Margaret shifted in her seat and attempted to move as far away from the fire as the chair would allow. How on earth did they manage to survive this incredible heat? She looked over at Mary who was smiling to herself. She seemed to spend most of her time in her own thoughts. Betty often voiced the opinion that she had gone a bit simple in her later years and that she didn’t really know anyone anymore. It was such a shame but she was over a hundred after all. She turned her attention back to Agnes who was still spouting out ill health and misfortune. The kitchen door slammed loudly, calling even Mary to attention. Betty appeared at the door, brisk and matronly in her nurse’s uniform.

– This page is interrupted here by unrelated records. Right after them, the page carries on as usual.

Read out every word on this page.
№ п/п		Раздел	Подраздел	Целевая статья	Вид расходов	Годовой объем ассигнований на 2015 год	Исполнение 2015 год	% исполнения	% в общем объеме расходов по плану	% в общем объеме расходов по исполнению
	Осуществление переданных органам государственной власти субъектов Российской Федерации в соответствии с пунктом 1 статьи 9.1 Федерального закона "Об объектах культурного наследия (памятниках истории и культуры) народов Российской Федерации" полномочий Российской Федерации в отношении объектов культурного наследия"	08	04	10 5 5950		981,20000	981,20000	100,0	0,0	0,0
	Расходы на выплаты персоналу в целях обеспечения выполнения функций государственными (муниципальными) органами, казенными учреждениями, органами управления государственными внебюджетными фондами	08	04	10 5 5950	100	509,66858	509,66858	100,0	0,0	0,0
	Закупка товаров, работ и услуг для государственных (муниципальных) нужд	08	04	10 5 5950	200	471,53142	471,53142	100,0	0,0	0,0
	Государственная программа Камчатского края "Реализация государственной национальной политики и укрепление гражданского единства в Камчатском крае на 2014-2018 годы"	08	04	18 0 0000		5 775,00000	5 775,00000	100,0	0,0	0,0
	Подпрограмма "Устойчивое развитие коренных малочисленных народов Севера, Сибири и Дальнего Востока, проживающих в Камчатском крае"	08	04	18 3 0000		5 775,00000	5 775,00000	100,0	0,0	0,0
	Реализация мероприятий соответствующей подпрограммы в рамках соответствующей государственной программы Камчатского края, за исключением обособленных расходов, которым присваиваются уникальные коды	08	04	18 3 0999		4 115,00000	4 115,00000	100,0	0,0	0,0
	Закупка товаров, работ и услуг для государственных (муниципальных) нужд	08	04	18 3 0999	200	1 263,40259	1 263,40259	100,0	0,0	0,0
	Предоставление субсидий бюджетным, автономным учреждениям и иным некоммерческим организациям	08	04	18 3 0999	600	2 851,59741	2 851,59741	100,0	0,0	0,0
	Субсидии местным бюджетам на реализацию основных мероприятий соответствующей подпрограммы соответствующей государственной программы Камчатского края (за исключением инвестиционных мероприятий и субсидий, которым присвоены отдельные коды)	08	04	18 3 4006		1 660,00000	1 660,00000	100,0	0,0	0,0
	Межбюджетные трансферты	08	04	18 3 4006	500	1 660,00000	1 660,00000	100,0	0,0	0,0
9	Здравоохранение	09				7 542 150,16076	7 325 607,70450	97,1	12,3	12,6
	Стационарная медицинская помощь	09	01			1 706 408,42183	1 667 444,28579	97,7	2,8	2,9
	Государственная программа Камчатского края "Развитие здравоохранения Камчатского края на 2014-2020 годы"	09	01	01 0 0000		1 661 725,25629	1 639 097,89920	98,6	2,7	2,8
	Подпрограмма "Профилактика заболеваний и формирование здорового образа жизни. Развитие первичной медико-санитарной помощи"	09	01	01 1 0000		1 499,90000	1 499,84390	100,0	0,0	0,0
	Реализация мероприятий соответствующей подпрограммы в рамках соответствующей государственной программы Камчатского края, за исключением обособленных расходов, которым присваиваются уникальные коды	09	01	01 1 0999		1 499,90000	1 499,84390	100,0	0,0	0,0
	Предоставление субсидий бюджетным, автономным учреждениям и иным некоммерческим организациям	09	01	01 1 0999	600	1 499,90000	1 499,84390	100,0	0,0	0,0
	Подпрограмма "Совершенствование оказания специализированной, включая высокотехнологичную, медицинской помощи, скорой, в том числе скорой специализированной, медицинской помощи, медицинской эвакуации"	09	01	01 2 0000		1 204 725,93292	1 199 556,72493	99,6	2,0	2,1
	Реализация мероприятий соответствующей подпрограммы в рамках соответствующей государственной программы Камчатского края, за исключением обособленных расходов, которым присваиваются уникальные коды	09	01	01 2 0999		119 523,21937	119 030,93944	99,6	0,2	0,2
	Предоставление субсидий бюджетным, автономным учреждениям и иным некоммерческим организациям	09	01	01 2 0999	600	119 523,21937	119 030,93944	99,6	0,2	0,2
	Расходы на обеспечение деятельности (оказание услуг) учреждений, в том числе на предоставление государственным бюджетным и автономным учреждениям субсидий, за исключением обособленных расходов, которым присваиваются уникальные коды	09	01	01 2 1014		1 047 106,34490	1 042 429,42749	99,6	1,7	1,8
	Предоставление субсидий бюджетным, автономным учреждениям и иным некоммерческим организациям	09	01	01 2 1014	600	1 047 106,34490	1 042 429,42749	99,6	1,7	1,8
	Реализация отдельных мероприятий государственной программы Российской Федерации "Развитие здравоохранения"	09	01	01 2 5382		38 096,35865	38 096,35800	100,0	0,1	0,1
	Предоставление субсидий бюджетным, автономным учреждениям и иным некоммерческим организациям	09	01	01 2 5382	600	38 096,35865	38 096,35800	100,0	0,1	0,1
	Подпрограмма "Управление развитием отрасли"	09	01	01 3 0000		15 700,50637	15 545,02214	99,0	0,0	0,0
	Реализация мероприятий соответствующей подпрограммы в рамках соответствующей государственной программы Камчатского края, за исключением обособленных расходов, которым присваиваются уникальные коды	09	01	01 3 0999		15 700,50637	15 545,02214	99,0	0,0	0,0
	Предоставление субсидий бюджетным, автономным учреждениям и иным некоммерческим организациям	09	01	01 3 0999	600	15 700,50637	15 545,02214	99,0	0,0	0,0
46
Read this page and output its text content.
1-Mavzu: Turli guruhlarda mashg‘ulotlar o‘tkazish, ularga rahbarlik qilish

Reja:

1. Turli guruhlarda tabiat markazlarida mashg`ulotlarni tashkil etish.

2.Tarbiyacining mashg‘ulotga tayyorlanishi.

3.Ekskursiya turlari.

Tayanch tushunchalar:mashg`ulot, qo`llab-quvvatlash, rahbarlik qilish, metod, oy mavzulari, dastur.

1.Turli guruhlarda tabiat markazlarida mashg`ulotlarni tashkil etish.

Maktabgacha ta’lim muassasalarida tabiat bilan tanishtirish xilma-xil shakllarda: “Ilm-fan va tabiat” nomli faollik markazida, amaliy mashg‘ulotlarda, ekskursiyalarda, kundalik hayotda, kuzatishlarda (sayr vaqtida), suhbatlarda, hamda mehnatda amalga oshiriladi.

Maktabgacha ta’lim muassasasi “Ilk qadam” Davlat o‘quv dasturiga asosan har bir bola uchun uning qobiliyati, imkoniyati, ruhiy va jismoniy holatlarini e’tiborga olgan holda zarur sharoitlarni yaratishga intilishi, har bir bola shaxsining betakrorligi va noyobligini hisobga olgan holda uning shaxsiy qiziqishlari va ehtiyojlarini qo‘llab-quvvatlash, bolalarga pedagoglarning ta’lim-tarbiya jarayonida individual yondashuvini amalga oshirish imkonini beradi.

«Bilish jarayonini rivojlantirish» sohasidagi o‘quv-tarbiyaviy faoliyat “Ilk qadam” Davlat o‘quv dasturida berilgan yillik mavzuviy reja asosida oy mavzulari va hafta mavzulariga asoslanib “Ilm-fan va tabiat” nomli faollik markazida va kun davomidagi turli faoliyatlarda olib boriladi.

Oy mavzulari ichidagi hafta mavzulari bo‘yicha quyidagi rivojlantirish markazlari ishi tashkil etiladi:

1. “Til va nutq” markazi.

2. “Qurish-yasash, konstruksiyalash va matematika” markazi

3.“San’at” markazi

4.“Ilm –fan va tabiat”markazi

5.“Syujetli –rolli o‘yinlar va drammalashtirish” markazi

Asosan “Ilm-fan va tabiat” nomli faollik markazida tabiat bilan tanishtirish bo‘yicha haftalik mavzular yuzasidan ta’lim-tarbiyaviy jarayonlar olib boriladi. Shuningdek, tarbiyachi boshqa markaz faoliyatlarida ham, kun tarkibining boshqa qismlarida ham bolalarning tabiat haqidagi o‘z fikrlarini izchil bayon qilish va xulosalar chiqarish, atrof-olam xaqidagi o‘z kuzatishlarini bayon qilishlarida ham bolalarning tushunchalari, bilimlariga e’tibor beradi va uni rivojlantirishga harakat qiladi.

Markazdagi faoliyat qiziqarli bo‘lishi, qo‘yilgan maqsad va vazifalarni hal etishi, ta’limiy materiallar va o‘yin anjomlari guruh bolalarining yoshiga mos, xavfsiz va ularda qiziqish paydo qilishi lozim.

“Ah, hello Margaret! I haven’t seen you in a while. I trust your family is well. I see Charlie is away all week now. Is he working the boat himself now?”
“Yes he is. He can’t come back so often during the week because of the odd hours. You know how it is.”
“Indeed I do. Still, it must be hard for you, on your own all week.” She turned and addressed the two sisters. “AND HOW ARE WE BOTH TODAY? DID YOU REMEMBER TO TAKE YOUR PILLS THIS MORNING?”
“Oh I did” Agnes piped up. “But I’m still having a...”
“Now Joan was telling me that your Gwendoline is still at home. Is that right?” interrupted Betty.
“She is. In fact I came up hoping to catch you. I was wondering if you could come in tomorrow for a quick word about her – I tried phoning but I kept getting a busy signal.”
“Well I’m sure I can find the time. I’ll pop in during the morning.”
Margaret stood up and put on her coat. “I really must be going. It was nice to see you both.” She nodded to the two sisters, “I brought up some biscuits I made for you. I’ll just leave them on the table on my way out.”
“Oh you didn’t have to bother doing that,” said Agnes, eyeing the tin with interest. “Come and see us anytime.”
“Surely I will. And I’ll see you tomorrow Betty. Bye now.” Depositing the tin on the table, Margaret left the house, shivering as the cold damp air wrapped around her. She hurried homewards hoping that the steak pie was not burnt. Charlie hated it when the crust was black.